1.   deinzen ww. 'terugtrekken'
categorie:
erfwoord
Mnl. deinsen: datten weder deinsen / Dede achterwert 'wat hem achteruit deed deinzen' [1265-70; CG II, Lut.K]. Daarnaast mnl. deisen 'terugwijken, achteruitdeinzen' in si deisden achterwaert 'zij deinsden terug' [1470; MNW]; vnnl. deinzen, deynsen 'id.' [1562; Naembouck].
Als men aanneemt dat deinzen een causatief bij dit sterke werkwoord is, dus uit pgm. *þans-jan-, dan zou de spelling met -ei- veroorzaakt kunnen zijn door de positie voor een gedekte nasaal zoals in einde en zou het eventueel verwant zijn met deinen.
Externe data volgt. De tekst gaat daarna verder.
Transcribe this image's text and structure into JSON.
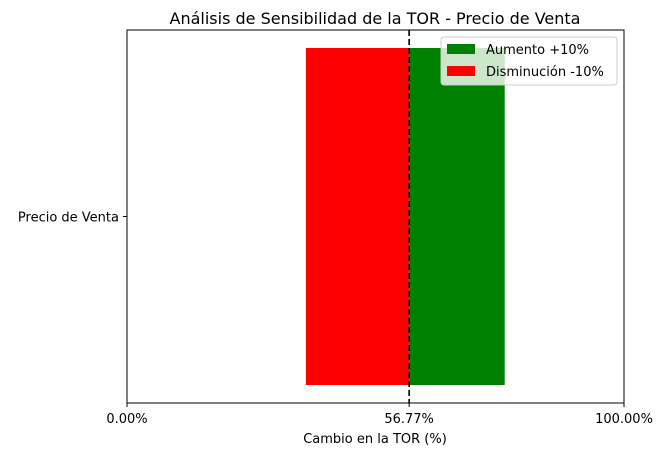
{
  "chart_data": {
    "type": "bar",
    "orientation": "horizontal",
    "title": "Análisis de Sensibilidad de la TOR - Precio de Venta",
    "xlabel": "Cambio en la TOR (%)",
    "ylabel": "",
    "categories": [
      "Precio de Venta"
    ],
    "xlim": [
      0,
      100
    ],
    "x_ticks": [
      {
        "value": 0,
        "label": "0.00%"
      },
      {
        "value": 56.77,
        "label": "56.77%"
      },
      {
        "value": 100,
        "label": "100.00%"
      }
    ],
    "baseline": {
      "value": 56.77,
      "style": "dashed",
      "color": "#000000"
    },
    "series": [
      {
        "name": "Aumento +10%",
        "color": "#008000",
        "start": 56.77,
        "end": 76.0
      },
      {
        "name": "Disminución -10%",
        "color": "#ff0000",
        "start": 36.0,
        "end": 56.77
      }
    ],
    "legend": {
      "position": "top-right"
    },
    "grid": false
  }
}
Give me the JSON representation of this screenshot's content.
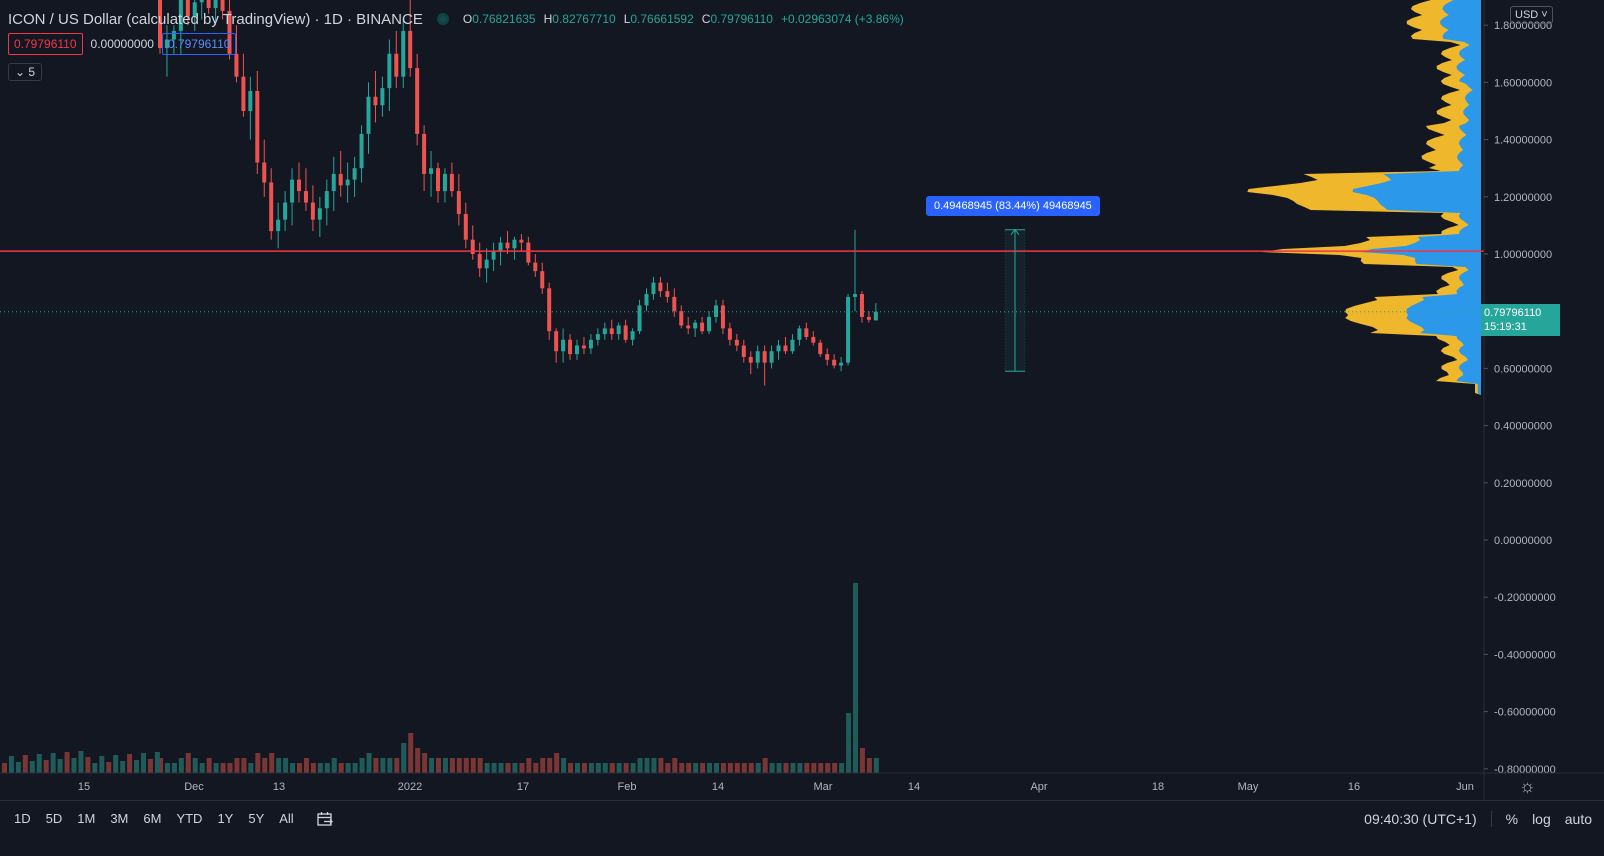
{
  "header": {
    "title": "ICON / US Dollar (calculated by TradingView) · 1D · BINANCE",
    "ohlc": {
      "o_label": "O",
      "o": "0.76821635",
      "h_label": "H",
      "h": "0.82767710",
      "l_label": "L",
      "l": "0.76661592",
      "c_label": "C",
      "c": "0.79796110",
      "change": "+0.02963074 (+3.86%)"
    },
    "bid": "0.79796110",
    "spread": "0.00000000",
    "ask": "0.79796110",
    "indicator_count": "5"
  },
  "currency": "USD",
  "measure_label": "0.49468945 (83.44%) 49468945",
  "last_price": {
    "value": "0.79796110",
    "countdown": "15:19:31"
  },
  "bottom": {
    "ranges": [
      "1D",
      "5D",
      "1M",
      "3M",
      "6M",
      "YTD",
      "1Y",
      "5Y",
      "All"
    ],
    "time": "09:40:30 (UTC+1)",
    "percent": "%",
    "log": "log",
    "auto": "auto"
  },
  "colors": {
    "up": "#26a69a",
    "down": "#ef5350",
    "hline": "#f23645",
    "vp_up": "#2196f3",
    "vp_total": "#fbc02d"
  },
  "chart_data": {
    "type": "candlestick",
    "y_ticks": [
      "1.80000000",
      "1.60000000",
      "1.40000000",
      "1.20000000",
      "1.00000000",
      "0.80000000",
      "0.60000000",
      "0.40000000",
      "0.20000000",
      "0.00000000",
      "-0.20000000",
      "-0.40000000",
      "-0.60000000",
      "-0.80000000"
    ],
    "x_ticks": [
      "15",
      "Dec",
      "13",
      "2022",
      "17",
      "Feb",
      "14",
      "Mar",
      "14",
      "Apr",
      "18",
      "May",
      "16",
      "Jun"
    ],
    "ylim": [
      -0.8,
      1.85
    ],
    "horizontal_line": 1.01,
    "measure": {
      "from": 0.59,
      "to": 1.085
    },
    "last_close": 0.7979611,
    "candles": [
      [
        1.95,
        2.0,
        1.7,
        1.72,
        3
      ],
      [
        1.72,
        1.8,
        1.62,
        1.75,
        2
      ],
      [
        1.75,
        1.8,
        1.7,
        1.78,
        2
      ],
      [
        1.78,
        1.98,
        1.7,
        1.92,
        3
      ],
      [
        1.92,
        1.98,
        1.8,
        1.83,
        4
      ],
      [
        1.83,
        1.92,
        1.78,
        1.88,
        3
      ],
      [
        1.88,
        1.95,
        1.82,
        1.93,
        2
      ],
      [
        1.93,
        1.98,
        1.84,
        1.86,
        3
      ],
      [
        1.86,
        1.95,
        1.8,
        1.9,
        2
      ],
      [
        1.9,
        1.96,
        1.82,
        1.85,
        2
      ],
      [
        1.85,
        1.95,
        1.68,
        1.7,
        2
      ],
      [
        1.7,
        1.8,
        1.6,
        1.62,
        3
      ],
      [
        1.62,
        1.7,
        1.48,
        1.5,
        3
      ],
      [
        1.5,
        1.62,
        1.4,
        1.57,
        2
      ],
      [
        1.57,
        1.64,
        1.28,
        1.32,
        4
      ],
      [
        1.32,
        1.4,
        1.2,
        1.25,
        3
      ],
      [
        1.25,
        1.3,
        1.05,
        1.08,
        4
      ],
      [
        1.08,
        1.18,
        1.02,
        1.12,
        3
      ],
      [
        1.12,
        1.22,
        1.08,
        1.18,
        3
      ],
      [
        1.18,
        1.3,
        1.1,
        1.26,
        2
      ],
      [
        1.26,
        1.32,
        1.18,
        1.22,
        2
      ],
      [
        1.22,
        1.3,
        1.15,
        1.18,
        3
      ],
      [
        1.18,
        1.24,
        1.08,
        1.12,
        2
      ],
      [
        1.12,
        1.2,
        1.06,
        1.16,
        2
      ],
      [
        1.16,
        1.26,
        1.1,
        1.22,
        2
      ],
      [
        1.22,
        1.34,
        1.15,
        1.28,
        3
      ],
      [
        1.28,
        1.36,
        1.2,
        1.24,
        2
      ],
      [
        1.24,
        1.32,
        1.18,
        1.26,
        2
      ],
      [
        1.26,
        1.34,
        1.2,
        1.3,
        2
      ],
      [
        1.3,
        1.45,
        1.25,
        1.42,
        3
      ],
      [
        1.42,
        1.6,
        1.35,
        1.55,
        4
      ],
      [
        1.55,
        1.64,
        1.46,
        1.52,
        3
      ],
      [
        1.52,
        1.62,
        1.48,
        1.58,
        3
      ],
      [
        1.58,
        1.75,
        1.5,
        1.7,
        3
      ],
      [
        1.7,
        1.78,
        1.58,
        1.62,
        3
      ],
      [
        1.62,
        1.82,
        1.58,
        1.78,
        6
      ],
      [
        1.78,
        1.98,
        1.62,
        1.65,
        8
      ],
      [
        1.65,
        1.7,
        1.38,
        1.42,
        5
      ],
      [
        1.42,
        1.45,
        1.22,
        1.28,
        4
      ],
      [
        1.28,
        1.36,
        1.2,
        1.3,
        3
      ],
      [
        1.3,
        1.32,
        1.18,
        1.22,
        3
      ],
      [
        1.22,
        1.3,
        1.18,
        1.28,
        3
      ],
      [
        1.28,
        1.32,
        1.2,
        1.22,
        3
      ],
      [
        1.22,
        1.28,
        1.1,
        1.14,
        3
      ],
      [
        1.14,
        1.18,
        1.02,
        1.05,
        3
      ],
      [
        1.05,
        1.1,
        0.98,
        1.0,
        3
      ],
      [
        1.0,
        1.04,
        0.92,
        0.95,
        3
      ],
      [
        0.95,
        1.02,
        0.9,
        0.98,
        2
      ],
      [
        0.98,
        1.04,
        0.94,
        1.01,
        2
      ],
      [
        1.01,
        1.06,
        0.96,
        1.04,
        2
      ],
      [
        1.04,
        1.08,
        1.0,
        1.02,
        2
      ],
      [
        1.02,
        1.06,
        0.98,
        1.05,
        2
      ],
      [
        1.05,
        1.07,
        1.01,
        1.04,
        2
      ],
      [
        1.04,
        1.06,
        0.96,
        0.97,
        3
      ],
      [
        0.97,
        1.0,
        0.92,
        0.94,
        2
      ],
      [
        0.94,
        0.97,
        0.86,
        0.88,
        3
      ],
      [
        0.88,
        0.9,
        0.7,
        0.73,
        3
      ],
      [
        0.73,
        0.74,
        0.62,
        0.66,
        4
      ],
      [
        0.66,
        0.74,
        0.62,
        0.7,
        3
      ],
      [
        0.7,
        0.72,
        0.63,
        0.65,
        2
      ],
      [
        0.65,
        0.7,
        0.63,
        0.68,
        2
      ],
      [
        0.68,
        0.71,
        0.65,
        0.67,
        2
      ],
      [
        0.67,
        0.72,
        0.65,
        0.7,
        2
      ],
      [
        0.7,
        0.74,
        0.68,
        0.72,
        2
      ],
      [
        0.72,
        0.76,
        0.7,
        0.74,
        2
      ],
      [
        0.74,
        0.77,
        0.7,
        0.72,
        2
      ],
      [
        0.72,
        0.76,
        0.7,
        0.75,
        2
      ],
      [
        0.75,
        0.77,
        0.69,
        0.7,
        2
      ],
      [
        0.7,
        0.74,
        0.68,
        0.73,
        2
      ],
      [
        0.73,
        0.84,
        0.72,
        0.82,
        3
      ],
      [
        0.82,
        0.88,
        0.8,
        0.86,
        3
      ],
      [
        0.86,
        0.92,
        0.84,
        0.9,
        3
      ],
      [
        0.9,
        0.92,
        0.85,
        0.87,
        3
      ],
      [
        0.87,
        0.9,
        0.83,
        0.85,
        2
      ],
      [
        0.85,
        0.88,
        0.78,
        0.8,
        3
      ],
      [
        0.8,
        0.82,
        0.74,
        0.75,
        2
      ],
      [
        0.75,
        0.78,
        0.72,
        0.74,
        2
      ],
      [
        0.74,
        0.77,
        0.71,
        0.76,
        2
      ],
      [
        0.76,
        0.78,
        0.72,
        0.73,
        2
      ],
      [
        0.73,
        0.8,
        0.72,
        0.78,
        2
      ],
      [
        0.78,
        0.84,
        0.76,
        0.82,
        2
      ],
      [
        0.82,
        0.84,
        0.72,
        0.74,
        2
      ],
      [
        0.74,
        0.76,
        0.68,
        0.7,
        2
      ],
      [
        0.7,
        0.72,
        0.66,
        0.68,
        2
      ],
      [
        0.68,
        0.7,
        0.62,
        0.64,
        2
      ],
      [
        0.64,
        0.66,
        0.58,
        0.62,
        2
      ],
      [
        0.62,
        0.68,
        0.6,
        0.66,
        2
      ],
      [
        0.66,
        0.68,
        0.54,
        0.62,
        3
      ],
      [
        0.62,
        0.68,
        0.6,
        0.66,
        2
      ],
      [
        0.66,
        0.7,
        0.63,
        0.68,
        2
      ],
      [
        0.68,
        0.71,
        0.65,
        0.66,
        2
      ],
      [
        0.66,
        0.72,
        0.65,
        0.7,
        2
      ],
      [
        0.7,
        0.75,
        0.68,
        0.74,
        2
      ],
      [
        0.74,
        0.76,
        0.7,
        0.71,
        2
      ],
      [
        0.71,
        0.73,
        0.68,
        0.69,
        2
      ],
      [
        0.69,
        0.7,
        0.64,
        0.65,
        2
      ],
      [
        0.65,
        0.67,
        0.61,
        0.63,
        2
      ],
      [
        0.63,
        0.65,
        0.6,
        0.61,
        2
      ],
      [
        0.61,
        0.64,
        0.59,
        0.62,
        2
      ],
      [
        0.62,
        0.86,
        0.61,
        0.85,
        12
      ],
      [
        0.85,
        1.085,
        0.8,
        0.86,
        38
      ],
      [
        0.86,
        0.87,
        0.76,
        0.78,
        5
      ],
      [
        0.78,
        0.8,
        0.76,
        0.77,
        3
      ],
      [
        0.768,
        0.828,
        0.767,
        0.798,
        3
      ]
    ]
  }
}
Mogelijk verwant met het sterke werkwoord onl. -thinson 'uitstrekken'; ohd. dinsan 'slepen, neerdrukken'; got. -þinsan 'trekken'; < pgm. *þins-, *þans- 'trekken, spannen'.
Een andere mogelijkheid is dat het woord secundair een -n- heeft gekregen en hetzelfde is als mnl. deisen 'huiveren, sidderen' (niet verwant met gedeisd). De herkomst van dit woord is onbekend. NEW denkt vanwege de beperkte verbreiding aan een substraatwoord, maar de betekenis maakt dat minder wrsch. In zulke woorden komen vaker optionele prenasalisaties voor (Kuiper 1995).